Merapatkan mulutnya yang masih “menganga” (terbuka), antara lain dengan
cara mengikatkan dagunya dengan kain selendang
yang agak lebar ke atas kepala.[2]
3. Meluruskan dan melemaskan ruas-ruas
tulangnya. Misalnya dengan cara
mengolesinya pakai minyak, menggerak-gerakkan dan melekukkan tangan pada
lengan, betis pada paha, paha pada perut , dan juga menggerakkan jari-jari
tangan dan kaki.[3]
4. Seluruh pakaian yang menempel dilepas, dan seluruh tubuhnya dari arah
kepala sampai kaki ditutup dengan kain tipis,[4]

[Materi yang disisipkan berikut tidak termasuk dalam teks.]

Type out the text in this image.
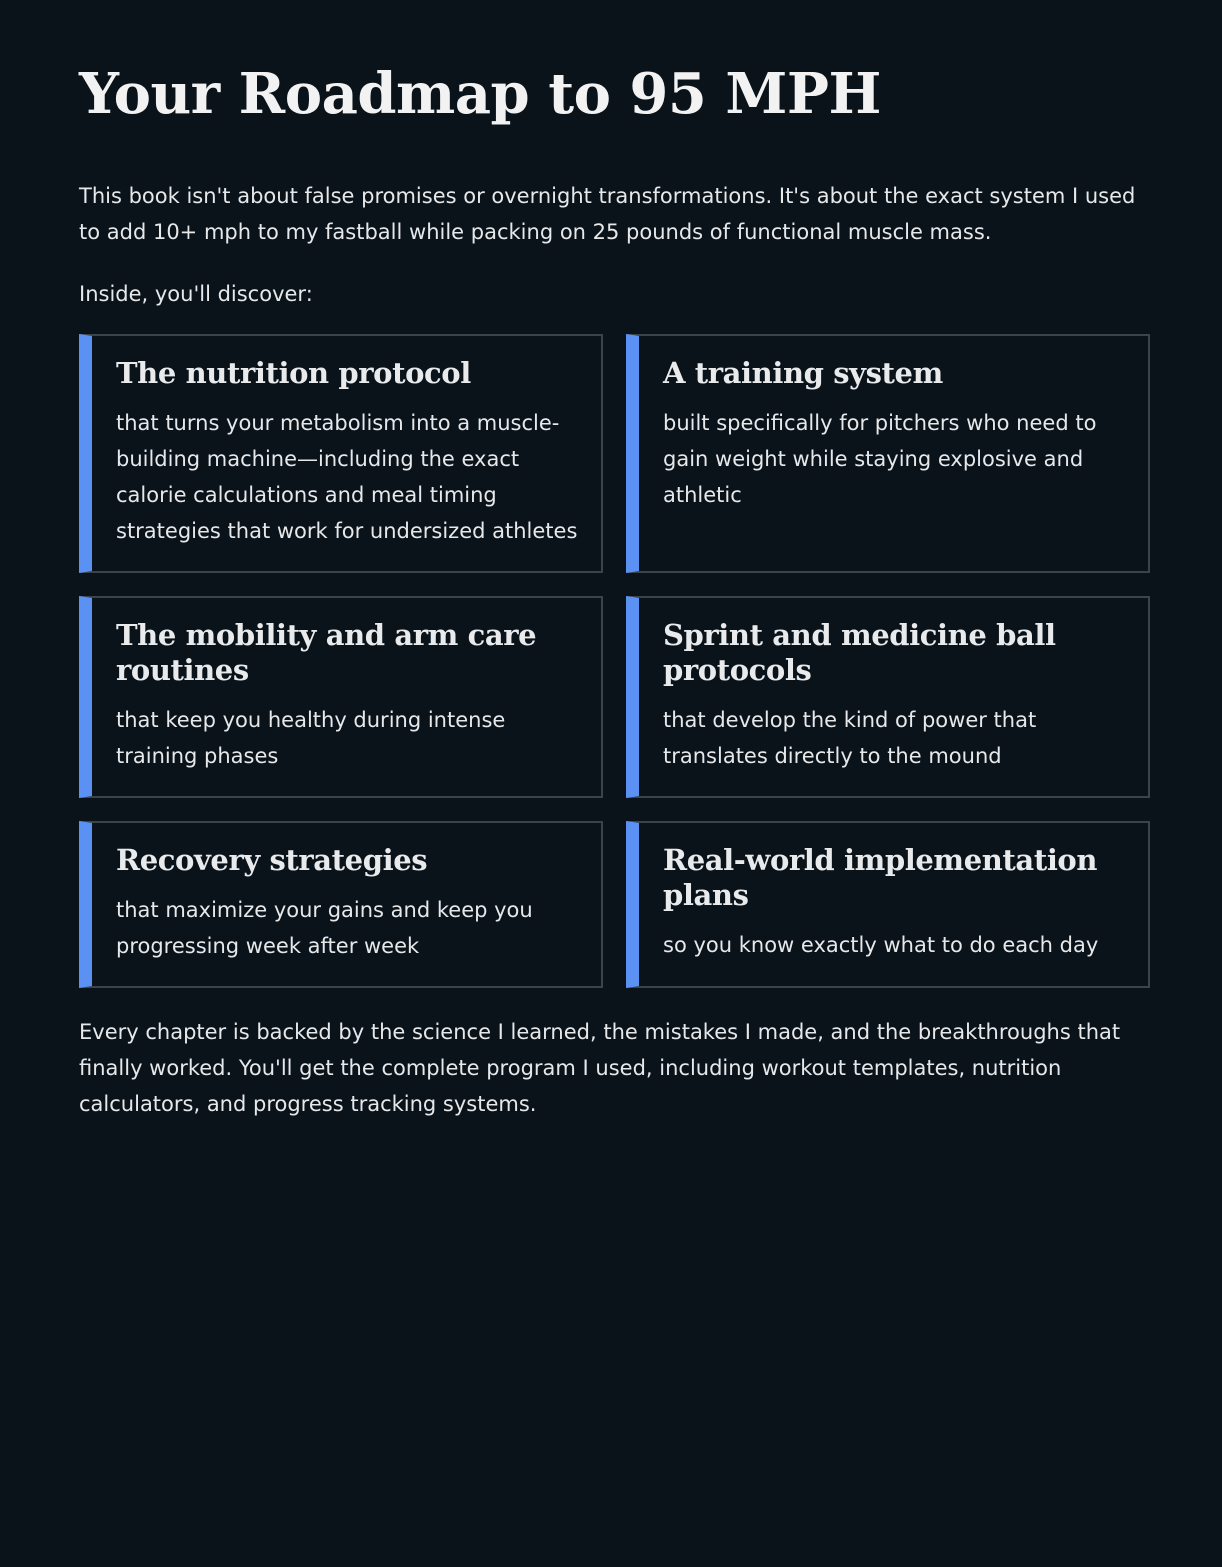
Your Roadmap to 95 MPH

This book isn't about false promises or overnight transformations. It's about the exact system I used to add 10+ mph to my fastball while packing on 25 pounds of functional muscle mass.

Inside, you'll discover:

The nutrition protocol

that turns your metabolism into a muscle-building machine—including the exact calorie calculations and meal timing strategies that work for undersized athletes

A training system

built specifically for pitchers who need to gain weight while staying explosive and athletic

The mobility and arm care routines

that keep you healthy during intense training phases

Sprint and medicine ball protocols

that develop the kind of power that translates directly to the mound

Recovery strategies

that maximize your gains and keep you progressing week after week

Real-world implementation plans

so you know exactly what to do each day

Every chapter is backed by the science I learned, the mistakes I made, and the breakthroughs that finally worked. You'll get the complete program I used, including workout templates, nutrition calculators, and progress tracking systems.
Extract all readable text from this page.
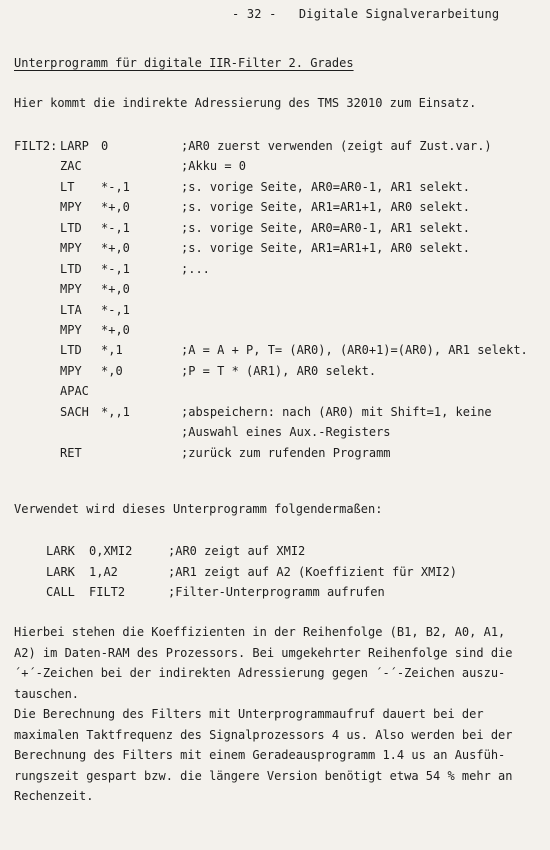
- 32 - Digitale Signalverarbeitung
Unterprogramm für digitale IIR-Filter 2. Grades
Hier kommt die indirekte Adressierung des TMS 32010 zum Einsatz.
FILT2: LARP 0	;AR0 zuerst verwenden (zeigt auf Zust.var.)
ZAC	;Akku = 0
LT *-,1	;s. vorige Seite, AR0=AR0-1, AR1 selekt.
MPY *+,0	;s. vorige Seite, AR1=AR1+1, AR0 selekt.
LTD *-,1	;s. vorige Seite, AR0=AR0-1, AR1 selekt.
MPY *+,0	;s. vorige Seite, AR1=AR1+1, AR0 selekt.
LTD *-,1	;...
MPY *+,0
LTA *-,1
MPY *+,0
LTD *,1	;A = A + P, T= (AR0), (AR0+1)=(AR0), AR1 selekt.
MPY *,0	;P = T * (AR1), AR0 selekt.
APAC
SACH *,,1	;abspeichern: nach (AR0) mit Shift=1, keine
;Auswahl eines Aux.-Registers
RET	;zurück zum rufenden Programm
Verwendet wird dieses Unterprogramm folgendermaßen:
LARK 0,XMI2	;AR0 zeigt auf XMI2
LARK 1,A2	;AR1 zeigt auf A2 (Koeffizient für XMI2)
CALL FILT2	;Filter-Unterprogramm aufrufen
Hierbei stehen die Koeffizienten in der Reihenfolge (B1, B2, A0, A1,
A2) im Daten-RAM des Prozessors. Bei umgekehrter Reihenfolge sind die
´+´-Zeichen bei der indirekten Adressierung gegen ´-´-Zeichen auszu-
tauschen.
Die Berechnung des Filters mit Unterprogrammaufruf dauert bei der
maximalen Taktfrequenz des Signalprozessors 4 us. Also werden bei der
Berechnung des Filters mit einem Geradeausprogramm 1.4 us an Ausfüh-
rungszeit gespart bzw. die längere Version benötigt etwa 54 % mehr an
Rechenzeit.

misalnya sarung, serban, selimut dan sejenisnya. Kecuali jenazah orang yang
sedang ihrom. Jika lelaki, kepalanya harus dibiarkan terbuka dan jika
perempuan, wajahnya tidak boleh ditutup
5. Lambung jenazah sebaiknya dibebani barang atau diikat (disabuki)
dengan kain. Tujuannya adalah agar perut tidak menggelembung.
6. Jenazah sebaiknya dibaringkan dan dihadapkan ke arah kiblat.
Diantaranya dengan cara :
a. Dibaringkan pada lambung kanannya dan wajah menghadap ke kiblat.
Dalam hal ini, posisi kepala di utara dan kaki di selatan.
b. Dibaringkan pada lambung kirinya dan wajah menghadap ke kiblat. Dalam
hal ini, posisi kepala di selatan dan kaki di utara.
c. Dibaringkan dengan cara terlentang membujur ke timur dan wajah
menghadap ke arah kiblat. Dalam hal ini posisi kepala di arah timur dengan diberi alas bantal, dan
telapak kaki di arah barat menghadap ke kiblat.
7. Mengasapi dengan bau-bauan yang harum, misalnya dengan cara membakar
dupa wangi, menyemprotkan wewangian (bayfresh) dan semisalnya di sekitar
jenazah. Tujuannya adalah untuk mengusir bau busuk dan tidak segar yang keluar
dari tubuh mayit.
8. Mensedekapkan tangan diatas lambungnya, bukan diatas dadanya.
Diantara hikmahnya adalah sekalian berfungsi untuk menekan lambungnya agar
tidak menggelembung.
9. Membacakan ayat-ayat Al-Qur’an, surat Yasin, bacaan tahlil dan
kalimat thoyyibah lainnya.[5]
Nabi SAW bersabda :
إِذَا قُرِئَتْ يَعْنِي يس لِمَيِّتٍ خُفِّفَّ عَنْهُ بِهَا
“Bila
dibacakan surat Yasin untuk mayit, hal itu akan meringankannya” (HR Ahmad,
dari Shofwan)
10. Segera
melunasi hutang-hutangnya dan melaksanakan wasiatnya.[6]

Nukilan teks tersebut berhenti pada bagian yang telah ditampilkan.